Innovation must demonstrate that the short-term inconvenience of adoption will pay off in the long term. The private sector is sceptical of ‘model changes’ and any model claiming innovation must be clear on the value it will deliver. So innovation must provide a proof of concept before it can be adopted and scaled.
Secondly, the lack of data in Africa means we don’t really know what the real situation is on the continent but more importantly it means that the data that we have is over-weighted and given extra significance that it not necessarily merited.
We have a real problem with information asymmetry and data bias. Data is the core of innovation so Africa must solve this problem if we are to make informed strategic decisions.
Thirdly, the private sector must deal with the fact that the lack of data on the continent impedes the absorption and spread of innovation. This is because strategies for market penetration and sharing cannot be rolled out since the lack of data means the private sector doesn’t know where the market sits.
So the private sector innovation may have created a valid solution, but the lack of data makes penetration and scaling very difficult.
Additionally, the public sector needs to know that rent seeking and corruption cancel the benefits that could have been accrued by innovation. Africa cannot fully leverage innovation with strong networks of corruption in place. As long as government engages in corruption, Africa will not fully leverage the benefits of innovation.

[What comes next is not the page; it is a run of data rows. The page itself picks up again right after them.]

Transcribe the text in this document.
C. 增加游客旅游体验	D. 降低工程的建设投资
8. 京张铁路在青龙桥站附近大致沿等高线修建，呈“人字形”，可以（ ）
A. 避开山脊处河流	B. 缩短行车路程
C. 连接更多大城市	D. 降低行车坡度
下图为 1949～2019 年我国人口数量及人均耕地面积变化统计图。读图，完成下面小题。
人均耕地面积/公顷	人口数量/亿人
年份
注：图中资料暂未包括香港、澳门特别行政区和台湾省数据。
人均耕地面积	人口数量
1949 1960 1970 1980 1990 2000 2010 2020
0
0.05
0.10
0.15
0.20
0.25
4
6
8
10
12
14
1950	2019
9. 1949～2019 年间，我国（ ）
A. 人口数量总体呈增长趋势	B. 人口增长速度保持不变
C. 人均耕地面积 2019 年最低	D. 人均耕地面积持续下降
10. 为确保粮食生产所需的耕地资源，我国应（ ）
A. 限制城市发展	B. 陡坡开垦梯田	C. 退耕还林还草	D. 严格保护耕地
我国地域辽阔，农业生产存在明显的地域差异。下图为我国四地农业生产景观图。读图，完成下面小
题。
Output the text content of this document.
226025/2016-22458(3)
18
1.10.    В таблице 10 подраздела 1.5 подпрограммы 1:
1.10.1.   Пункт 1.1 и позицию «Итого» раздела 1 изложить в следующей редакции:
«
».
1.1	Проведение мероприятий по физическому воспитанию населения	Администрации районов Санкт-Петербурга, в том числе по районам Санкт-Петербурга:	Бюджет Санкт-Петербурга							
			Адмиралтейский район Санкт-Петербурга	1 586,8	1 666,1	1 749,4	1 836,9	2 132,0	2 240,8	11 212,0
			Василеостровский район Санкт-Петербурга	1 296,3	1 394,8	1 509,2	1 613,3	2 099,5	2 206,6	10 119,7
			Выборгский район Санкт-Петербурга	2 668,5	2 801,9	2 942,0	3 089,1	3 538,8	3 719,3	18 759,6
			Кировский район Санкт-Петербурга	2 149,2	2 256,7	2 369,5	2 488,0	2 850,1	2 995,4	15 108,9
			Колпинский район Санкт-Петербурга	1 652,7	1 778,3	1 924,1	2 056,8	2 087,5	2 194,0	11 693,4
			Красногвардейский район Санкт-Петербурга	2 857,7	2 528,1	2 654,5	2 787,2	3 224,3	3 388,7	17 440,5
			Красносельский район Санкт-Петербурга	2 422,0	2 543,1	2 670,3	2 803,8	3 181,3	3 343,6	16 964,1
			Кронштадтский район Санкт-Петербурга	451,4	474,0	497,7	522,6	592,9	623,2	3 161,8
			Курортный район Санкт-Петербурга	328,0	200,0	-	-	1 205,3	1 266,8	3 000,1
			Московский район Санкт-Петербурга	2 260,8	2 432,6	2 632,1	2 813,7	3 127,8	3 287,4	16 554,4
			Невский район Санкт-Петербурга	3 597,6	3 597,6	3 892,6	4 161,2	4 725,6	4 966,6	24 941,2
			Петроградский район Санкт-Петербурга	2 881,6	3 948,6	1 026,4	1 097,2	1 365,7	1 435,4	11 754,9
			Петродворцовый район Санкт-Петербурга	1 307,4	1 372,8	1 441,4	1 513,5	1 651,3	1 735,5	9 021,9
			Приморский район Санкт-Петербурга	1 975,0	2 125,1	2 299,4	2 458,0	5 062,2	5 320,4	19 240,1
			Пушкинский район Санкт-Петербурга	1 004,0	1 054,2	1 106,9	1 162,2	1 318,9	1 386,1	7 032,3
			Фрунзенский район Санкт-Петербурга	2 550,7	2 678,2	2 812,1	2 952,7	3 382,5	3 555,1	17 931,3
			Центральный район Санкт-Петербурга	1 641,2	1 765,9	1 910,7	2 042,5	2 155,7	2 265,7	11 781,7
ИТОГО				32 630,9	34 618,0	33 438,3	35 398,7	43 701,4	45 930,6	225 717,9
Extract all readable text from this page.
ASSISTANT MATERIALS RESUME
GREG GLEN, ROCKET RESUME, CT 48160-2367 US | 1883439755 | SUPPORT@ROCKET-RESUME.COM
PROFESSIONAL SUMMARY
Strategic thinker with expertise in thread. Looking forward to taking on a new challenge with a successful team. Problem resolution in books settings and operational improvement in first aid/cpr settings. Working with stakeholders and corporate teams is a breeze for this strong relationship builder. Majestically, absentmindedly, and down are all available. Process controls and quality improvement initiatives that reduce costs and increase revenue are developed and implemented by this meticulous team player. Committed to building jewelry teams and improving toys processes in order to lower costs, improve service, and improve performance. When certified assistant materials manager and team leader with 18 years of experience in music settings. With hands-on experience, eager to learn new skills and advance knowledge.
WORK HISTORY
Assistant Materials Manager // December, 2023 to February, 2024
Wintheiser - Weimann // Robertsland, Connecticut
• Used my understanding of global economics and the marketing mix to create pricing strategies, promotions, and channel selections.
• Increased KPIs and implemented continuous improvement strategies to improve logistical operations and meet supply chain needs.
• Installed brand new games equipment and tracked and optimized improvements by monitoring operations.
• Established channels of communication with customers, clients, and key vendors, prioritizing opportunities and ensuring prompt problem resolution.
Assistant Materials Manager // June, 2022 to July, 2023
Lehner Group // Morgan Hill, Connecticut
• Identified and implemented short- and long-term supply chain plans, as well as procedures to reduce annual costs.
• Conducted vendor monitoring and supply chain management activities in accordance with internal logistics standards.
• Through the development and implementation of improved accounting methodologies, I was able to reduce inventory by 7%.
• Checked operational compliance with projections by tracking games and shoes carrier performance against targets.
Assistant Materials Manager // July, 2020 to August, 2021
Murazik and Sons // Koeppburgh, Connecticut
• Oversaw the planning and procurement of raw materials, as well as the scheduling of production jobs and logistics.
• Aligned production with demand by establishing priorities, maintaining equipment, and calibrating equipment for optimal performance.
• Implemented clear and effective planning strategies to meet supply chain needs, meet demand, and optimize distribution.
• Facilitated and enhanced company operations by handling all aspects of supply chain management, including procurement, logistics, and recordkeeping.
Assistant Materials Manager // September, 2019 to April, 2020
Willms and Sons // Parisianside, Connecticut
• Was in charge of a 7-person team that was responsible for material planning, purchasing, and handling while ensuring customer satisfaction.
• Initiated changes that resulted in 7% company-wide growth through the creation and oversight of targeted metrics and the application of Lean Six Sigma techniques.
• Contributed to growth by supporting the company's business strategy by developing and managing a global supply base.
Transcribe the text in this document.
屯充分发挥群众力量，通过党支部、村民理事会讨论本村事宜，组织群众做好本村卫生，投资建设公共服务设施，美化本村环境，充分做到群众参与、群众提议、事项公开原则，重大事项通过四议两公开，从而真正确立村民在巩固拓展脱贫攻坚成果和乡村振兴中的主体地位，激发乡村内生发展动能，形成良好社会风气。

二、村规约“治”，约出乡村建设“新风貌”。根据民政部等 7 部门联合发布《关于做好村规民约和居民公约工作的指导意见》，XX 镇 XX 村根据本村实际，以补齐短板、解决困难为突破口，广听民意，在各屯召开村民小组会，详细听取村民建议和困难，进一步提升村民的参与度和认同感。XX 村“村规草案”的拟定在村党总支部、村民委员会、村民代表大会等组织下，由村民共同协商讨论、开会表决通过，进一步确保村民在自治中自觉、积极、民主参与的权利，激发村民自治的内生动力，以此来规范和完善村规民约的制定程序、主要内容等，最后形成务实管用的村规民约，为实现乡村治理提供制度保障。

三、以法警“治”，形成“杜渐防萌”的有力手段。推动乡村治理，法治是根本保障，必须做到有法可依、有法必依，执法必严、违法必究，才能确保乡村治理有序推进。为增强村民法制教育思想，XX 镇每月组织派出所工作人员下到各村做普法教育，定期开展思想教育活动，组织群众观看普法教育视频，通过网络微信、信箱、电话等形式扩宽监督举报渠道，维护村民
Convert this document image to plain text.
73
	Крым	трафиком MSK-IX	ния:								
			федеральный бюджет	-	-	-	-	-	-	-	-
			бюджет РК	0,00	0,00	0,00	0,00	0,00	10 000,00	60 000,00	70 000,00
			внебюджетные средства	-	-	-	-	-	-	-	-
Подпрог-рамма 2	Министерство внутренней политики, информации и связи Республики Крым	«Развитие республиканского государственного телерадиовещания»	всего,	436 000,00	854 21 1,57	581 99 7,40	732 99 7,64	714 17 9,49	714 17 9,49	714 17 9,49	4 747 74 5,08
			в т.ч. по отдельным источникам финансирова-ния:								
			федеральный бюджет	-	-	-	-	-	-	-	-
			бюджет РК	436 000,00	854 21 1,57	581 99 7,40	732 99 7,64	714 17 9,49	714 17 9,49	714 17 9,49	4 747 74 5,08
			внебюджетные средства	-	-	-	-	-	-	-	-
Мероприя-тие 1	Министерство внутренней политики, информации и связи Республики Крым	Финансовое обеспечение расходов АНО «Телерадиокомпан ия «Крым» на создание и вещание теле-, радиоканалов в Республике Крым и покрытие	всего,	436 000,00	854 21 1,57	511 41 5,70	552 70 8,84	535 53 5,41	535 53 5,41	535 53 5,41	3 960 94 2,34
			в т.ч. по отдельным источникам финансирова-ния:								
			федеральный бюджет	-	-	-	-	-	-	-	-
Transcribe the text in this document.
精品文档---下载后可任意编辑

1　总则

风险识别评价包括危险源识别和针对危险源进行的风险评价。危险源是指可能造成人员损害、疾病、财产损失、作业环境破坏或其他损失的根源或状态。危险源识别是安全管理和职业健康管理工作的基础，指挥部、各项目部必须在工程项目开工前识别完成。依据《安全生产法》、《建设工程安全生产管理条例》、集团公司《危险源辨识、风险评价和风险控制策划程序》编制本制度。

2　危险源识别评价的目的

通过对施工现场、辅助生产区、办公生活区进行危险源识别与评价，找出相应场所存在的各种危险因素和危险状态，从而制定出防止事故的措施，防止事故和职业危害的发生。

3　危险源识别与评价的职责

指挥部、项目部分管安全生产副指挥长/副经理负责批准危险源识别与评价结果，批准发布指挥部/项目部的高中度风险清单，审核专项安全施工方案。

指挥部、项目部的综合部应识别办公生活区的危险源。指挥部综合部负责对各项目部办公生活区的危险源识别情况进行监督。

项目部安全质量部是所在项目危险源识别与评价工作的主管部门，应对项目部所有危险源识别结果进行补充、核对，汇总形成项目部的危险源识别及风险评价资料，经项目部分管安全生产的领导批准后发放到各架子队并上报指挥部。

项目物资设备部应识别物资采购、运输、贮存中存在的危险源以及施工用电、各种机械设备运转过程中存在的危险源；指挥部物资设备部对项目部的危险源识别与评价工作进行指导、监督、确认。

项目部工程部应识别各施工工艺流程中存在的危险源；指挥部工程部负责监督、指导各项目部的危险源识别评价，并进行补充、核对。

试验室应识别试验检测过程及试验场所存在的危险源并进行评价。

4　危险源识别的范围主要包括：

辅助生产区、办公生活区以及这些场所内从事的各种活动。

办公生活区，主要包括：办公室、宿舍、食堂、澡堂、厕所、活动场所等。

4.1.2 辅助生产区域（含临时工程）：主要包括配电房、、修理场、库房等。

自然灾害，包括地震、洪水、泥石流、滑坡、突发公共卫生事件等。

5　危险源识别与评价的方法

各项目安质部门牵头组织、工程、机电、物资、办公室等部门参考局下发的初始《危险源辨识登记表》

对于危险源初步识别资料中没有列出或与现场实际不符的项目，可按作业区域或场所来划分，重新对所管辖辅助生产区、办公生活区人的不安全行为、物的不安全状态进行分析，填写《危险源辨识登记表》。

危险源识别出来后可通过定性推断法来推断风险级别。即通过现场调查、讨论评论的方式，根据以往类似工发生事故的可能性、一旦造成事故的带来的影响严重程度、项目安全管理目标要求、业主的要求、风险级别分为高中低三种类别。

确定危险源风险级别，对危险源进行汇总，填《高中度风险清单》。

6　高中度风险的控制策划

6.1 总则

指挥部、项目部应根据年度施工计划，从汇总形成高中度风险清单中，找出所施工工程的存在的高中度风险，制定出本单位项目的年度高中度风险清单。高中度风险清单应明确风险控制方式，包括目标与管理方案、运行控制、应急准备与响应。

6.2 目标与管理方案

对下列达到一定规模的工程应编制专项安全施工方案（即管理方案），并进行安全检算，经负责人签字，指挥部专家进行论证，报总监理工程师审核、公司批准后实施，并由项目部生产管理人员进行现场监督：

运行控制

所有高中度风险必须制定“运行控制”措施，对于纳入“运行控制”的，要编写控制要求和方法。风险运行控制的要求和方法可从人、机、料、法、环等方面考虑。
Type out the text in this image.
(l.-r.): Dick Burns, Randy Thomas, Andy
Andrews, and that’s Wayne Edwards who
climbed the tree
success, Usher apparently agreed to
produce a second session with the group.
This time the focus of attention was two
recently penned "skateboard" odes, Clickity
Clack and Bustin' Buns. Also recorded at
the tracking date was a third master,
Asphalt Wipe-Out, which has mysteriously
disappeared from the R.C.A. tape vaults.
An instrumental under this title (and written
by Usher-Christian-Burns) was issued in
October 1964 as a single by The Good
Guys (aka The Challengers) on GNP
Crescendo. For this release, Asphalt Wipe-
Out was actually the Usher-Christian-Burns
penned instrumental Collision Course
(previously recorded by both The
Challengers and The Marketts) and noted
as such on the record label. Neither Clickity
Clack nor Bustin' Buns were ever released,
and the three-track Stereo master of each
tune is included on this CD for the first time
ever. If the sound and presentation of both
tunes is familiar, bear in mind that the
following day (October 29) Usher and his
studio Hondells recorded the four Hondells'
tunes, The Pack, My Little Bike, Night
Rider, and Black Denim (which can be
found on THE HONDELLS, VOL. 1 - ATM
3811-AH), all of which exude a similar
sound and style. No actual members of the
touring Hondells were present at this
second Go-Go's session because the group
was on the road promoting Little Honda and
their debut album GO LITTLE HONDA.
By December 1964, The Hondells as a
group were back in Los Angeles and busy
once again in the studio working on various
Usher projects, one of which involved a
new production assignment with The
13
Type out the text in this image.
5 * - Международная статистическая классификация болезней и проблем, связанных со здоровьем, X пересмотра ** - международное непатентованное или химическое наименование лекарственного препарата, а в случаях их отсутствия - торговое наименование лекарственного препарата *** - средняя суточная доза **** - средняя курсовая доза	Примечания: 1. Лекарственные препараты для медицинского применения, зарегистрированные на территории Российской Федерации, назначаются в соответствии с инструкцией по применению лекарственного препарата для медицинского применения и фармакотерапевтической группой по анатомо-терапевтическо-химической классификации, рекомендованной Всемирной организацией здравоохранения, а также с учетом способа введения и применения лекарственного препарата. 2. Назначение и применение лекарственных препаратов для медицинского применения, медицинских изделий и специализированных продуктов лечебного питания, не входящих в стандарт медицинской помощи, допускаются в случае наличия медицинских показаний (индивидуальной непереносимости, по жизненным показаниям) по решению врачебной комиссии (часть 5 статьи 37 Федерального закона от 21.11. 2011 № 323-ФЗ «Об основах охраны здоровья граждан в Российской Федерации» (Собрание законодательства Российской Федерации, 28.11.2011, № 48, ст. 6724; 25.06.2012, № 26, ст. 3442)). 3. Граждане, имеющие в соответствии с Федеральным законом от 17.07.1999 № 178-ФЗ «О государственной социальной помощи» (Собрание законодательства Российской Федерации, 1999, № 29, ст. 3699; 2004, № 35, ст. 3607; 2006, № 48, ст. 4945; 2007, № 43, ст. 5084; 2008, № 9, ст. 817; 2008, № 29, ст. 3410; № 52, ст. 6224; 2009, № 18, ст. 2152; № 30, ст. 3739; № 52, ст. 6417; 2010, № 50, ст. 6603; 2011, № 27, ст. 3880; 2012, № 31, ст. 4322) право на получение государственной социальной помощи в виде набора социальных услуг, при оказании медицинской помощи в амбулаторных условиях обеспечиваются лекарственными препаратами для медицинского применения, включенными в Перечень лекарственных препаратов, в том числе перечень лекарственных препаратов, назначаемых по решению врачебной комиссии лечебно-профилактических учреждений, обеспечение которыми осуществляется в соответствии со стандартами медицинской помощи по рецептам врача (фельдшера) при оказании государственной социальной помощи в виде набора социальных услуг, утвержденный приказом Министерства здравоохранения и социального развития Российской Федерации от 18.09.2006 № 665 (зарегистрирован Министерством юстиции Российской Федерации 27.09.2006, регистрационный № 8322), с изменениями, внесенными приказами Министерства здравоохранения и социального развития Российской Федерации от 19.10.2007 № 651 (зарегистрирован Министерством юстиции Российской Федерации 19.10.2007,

That said, the private sector is frustrated by the fact that sometimes its innovation is not quickly adopted by government. The state’s obligation to prevent harm leads to the slow adoption, a factor that may not feature strongly in the private sector lens.
Indeed, sometimes government policy is so stringent that it stifles innovation. But the question is, how can government policy be structured to foster innovation while ensuring it won’t inadvertently do public harm?
Another point of concern is what Africa needs to have in place to leverage innovation. How can Africa fully leverage innovation if basics are not taken care of? Sure we can leapfrog things like overhead telephone lines but innovation will be crippled if issues such as infrastructure are not addressed. Some basics have to be in place for innovation to really work.
Finally, often innovation in Africa is spurred by the lack of key services by government. The private sector develops a solution that plugs the gap that government services should fill. So what’s the way forward?
Does government enable the private sector to go on with the innovation or does it adopt the innovation and take over? What are the cost implications? Is there a mandate problem?